Ranna-Leitung: Rückt der Leitungsbau näher?

Dieses Bild entstand bei einer Reparatur der Ranna-Leitung bei Düsselbach. Foto: S. Fuchs2016/04/7089648.jpg

REICHENSCHWAND/RANNA – Die 45 Kilometer lange Ranna-Leitung, die Nürnberg mit Trinkwasser aus dem oberen Pegnitztal versorgt, wird seit einiger Zeit Zug um Zug saniert. Man könnte meinen, der Reparaturtrupp nähert sich mit seiner Großbaustelle nach Behringersdorf, Rückersdorf, Lauf und aktuell B 14 bei Speikern jetzt Reichenschwand, um sich dann etappenweise über Hersbruck das Pegnitztal hoch zu arbeiten. Ganz so ist es nicht.

Wie genau die Ranna-Leitung verläuft, will die N-Ergie als Betreiber nicht verraten. Pressesprecherin Heidi Willer sagt aber schon, dass sich die Planer und Baumeister vor gut 103 Jahren „an den Hauptverkehrswegen orientierten“. Sie liege dennoch nicht immer unter den heutigen Straßen. Manchmal quere sie Ortsdurchfahrten auch – oder sogar Berge.

Seit 2012 hat die N-Ergie die Ranna-Leitung erst in Behringersdorf auf 270 Metern, dann im Jahr darauf auf 50 Metern an der B 14 in Rückersdorf und 2014 noch einmal auf 850 Metern in Rückersdorf erneuert. Normalerweise ersetzt der Nürnberger Wasser- und Energieversorger das alte Gusseisen durch Edelstahl. Anders voriges Jahr in Lauf: Auf 700 Metern schoben die Arbeiter erstmals Kunststoffrohre in die alte Leitung.

Ein Verfahren, das nicht billiger ist, als wie üblich alles aufzugraben. Dafür verkürzt es Sperrungen und hat auch bautechnisch Vorteile. Der Nachteil ist der geringere Rohrdurchmesser, der an anderer Stelle durch größere Leitungen ausgeglichen werde, wie Willer erläutert.

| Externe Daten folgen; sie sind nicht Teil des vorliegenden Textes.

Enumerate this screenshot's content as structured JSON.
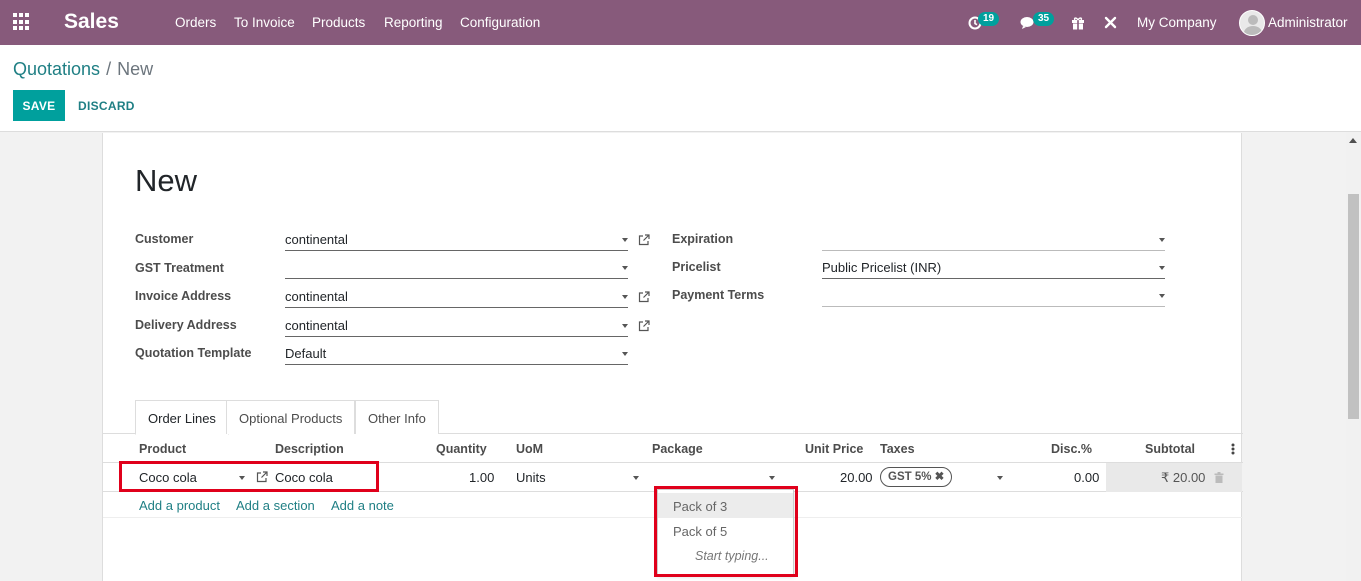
{
  "navbar": {
    "brand": "Sales",
    "menu": [
      "Orders",
      "To Invoice",
      "Products",
      "Reporting",
      "Configuration"
    ],
    "activity_count": "19",
    "message_count": "35",
    "company": "My Company",
    "user": "Administrator",
    "bg_color": "#875a7b"
  },
  "breadcrumb": {
    "parent": "Quotations",
    "separator": "/",
    "current": "New"
  },
  "buttons": {
    "save": "SAVE",
    "discard": "DISCARD"
  },
  "form": {
    "title": "New",
    "left_fields": [
      {
        "label": "Customer",
        "value": "continental"
      },
      {
        "label": "GST Treatment",
        "value": ""
      },
      {
        "label": "Invoice Address",
        "value": "continental"
      },
      {
        "label": "Delivery Address",
        "value": "continental"
      },
      {
        "label": "Quotation Template",
        "value": "Default"
      }
    ],
    "right_fields": [
      {
        "label": "Expiration",
        "value": ""
      },
      {
        "label": "Pricelist",
        "value": "Public Pricelist (INR)"
      },
      {
        "label": "Payment Terms",
        "value": ""
      }
    ]
  },
  "tabs": [
    "Order Lines",
    "Optional Products",
    "Other Info"
  ],
  "table": {
    "headers": [
      "Product",
      "Description",
      "Quantity",
      "UoM",
      "Package",
      "Unit Price",
      "Taxes",
      "Disc.%",
      "Subtotal"
    ],
    "row": {
      "product": "Coco cola",
      "description": "Coco cola",
      "quantity": "1.00",
      "uom": "Units",
      "package": "",
      "unit_price": "20.00",
      "tax": "GST 5%",
      "discount": "0.00",
      "subtotal": "₹ 20.00"
    },
    "add_links": [
      "Add a product",
      "Add a section",
      "Add a note"
    ]
  },
  "package_dropdown": {
    "options": [
      "Pack of 3",
      "Pack of 5"
    ],
    "hint": "Start typing..."
  },
  "colors": {
    "accent": "#00a09d",
    "link": "#1f7f84",
    "highlight": "#e0001b"
  }
}
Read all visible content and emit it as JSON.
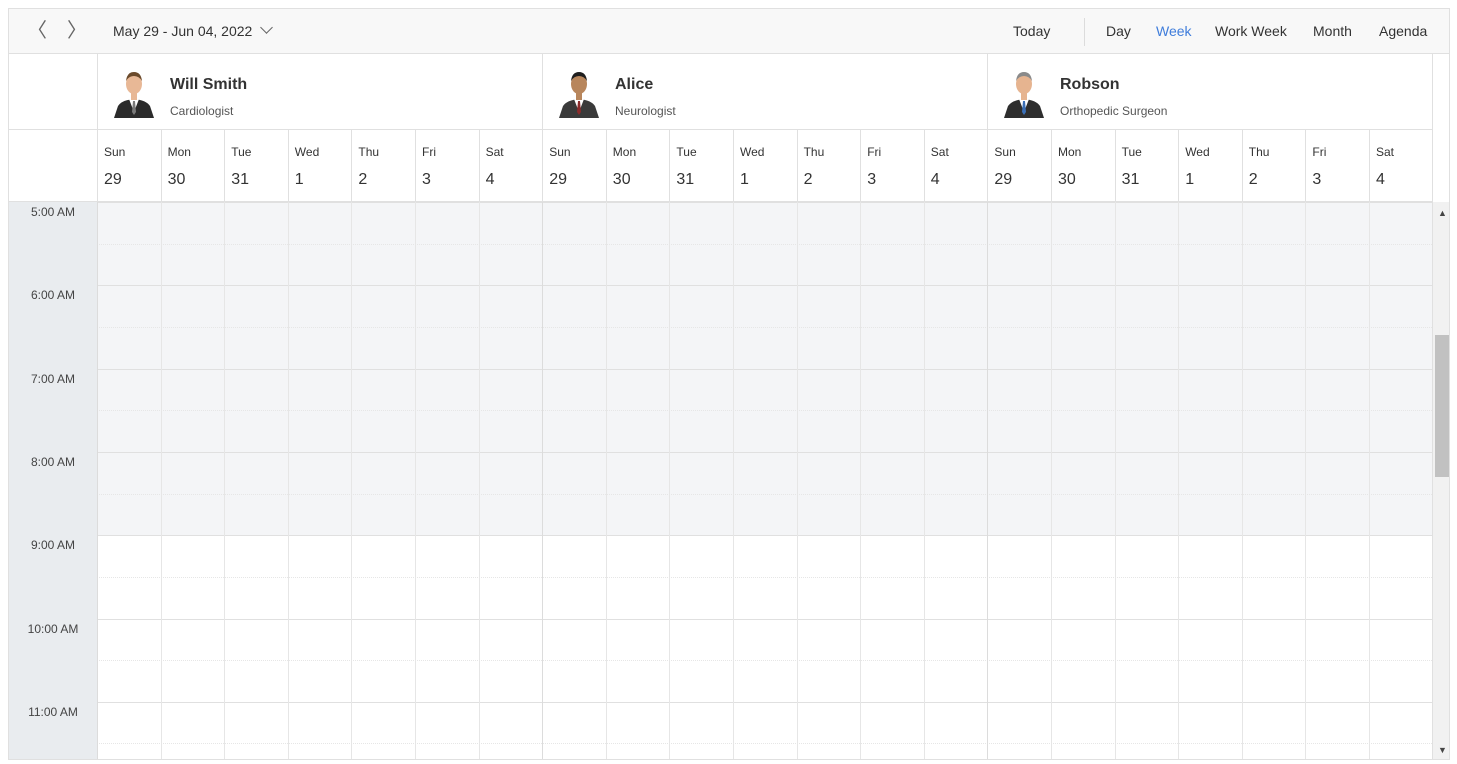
{
  "toolbar": {
    "prev_icon": "〈",
    "next_icon": "〉",
    "date_range": "May 29 - Jun 04, 2022",
    "today": "Today",
    "views": [
      "Day",
      "Week",
      "Work Week",
      "Month",
      "Agenda"
    ],
    "active_view": "Week",
    "accent_color": "#3f7ddb"
  },
  "resources": [
    {
      "name": "Will Smith",
      "designation": "Cardiologist"
    },
    {
      "name": "Alice",
      "designation": "Neurologist"
    },
    {
      "name": "Robson",
      "designation": "Orthopedic Surgeon"
    }
  ],
  "days": [
    {
      "name": "Sun",
      "date": "29"
    },
    {
      "name": "Mon",
      "date": "30"
    },
    {
      "name": "Tue",
      "date": "31"
    },
    {
      "name": "Wed",
      "date": "1"
    },
    {
      "name": "Thu",
      "date": "2"
    },
    {
      "name": "Fri",
      "date": "3"
    },
    {
      "name": "Sat",
      "date": "4"
    }
  ],
  "time_slots": [
    "5:00 AM",
    "6:00 AM",
    "7:00 AM",
    "8:00 AM",
    "9:00 AM",
    "10:00 AM",
    "11:00 AM"
  ],
  "work_hours_start": "9:00 AM",
  "colors": {
    "off_hours": "#f4f5f7",
    "work_hours": "#ffffff",
    "time_column": "#e9ecef"
  }
}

Zum Beispiel an der B 14 zwischen Faunberg und der Abzweigung Speikern. Dort läuft auf 1800 Metern gerade die nächste Neuverlegung. Sie geht dem kreuzungsfreien Ausbau der Bundesstraße voraus, für den gerade der Boden bereitet wird.

Aus dieser Annäherung ließe sich nun nicht ableiten, dass als nächstes Reichenschwand an der Reihe sei. Dort verläuft die Leitung ebenfalls entlang der B 14 durch den Ort. „Alles ist in der Planungsphase“, sagt Willer. Es müssten erst Gespräche mit der Gemeinde geführt werden. Dabei gilt es auch, die geeignete Methode festzulegen. Seit Lauf ist das Einziehen von Kunststoff durchaus eine Alternative. So weit ist die N-ergie aber noch nicht. Dieser Abschnitt werde erst „mittelfristig“ angepackt, also in „zwei bis fünf Jahren“.

Und dann? „Die Leitung ist ja nicht marode“, sagt Willer. Die Sanierung sei „auf Jahrzehnte“ angelegt. Die langfristige Planung erfolge schrittweise. Und es müsse auch nicht zwangsläufig ein Ort auf den nächsten folgen. Altensittenbach war ja auch schon dran: 2013 auf 50 Metern Länge. Und auch Bergstollen im oberen Pegnitztal sind bereits modernisiert worden.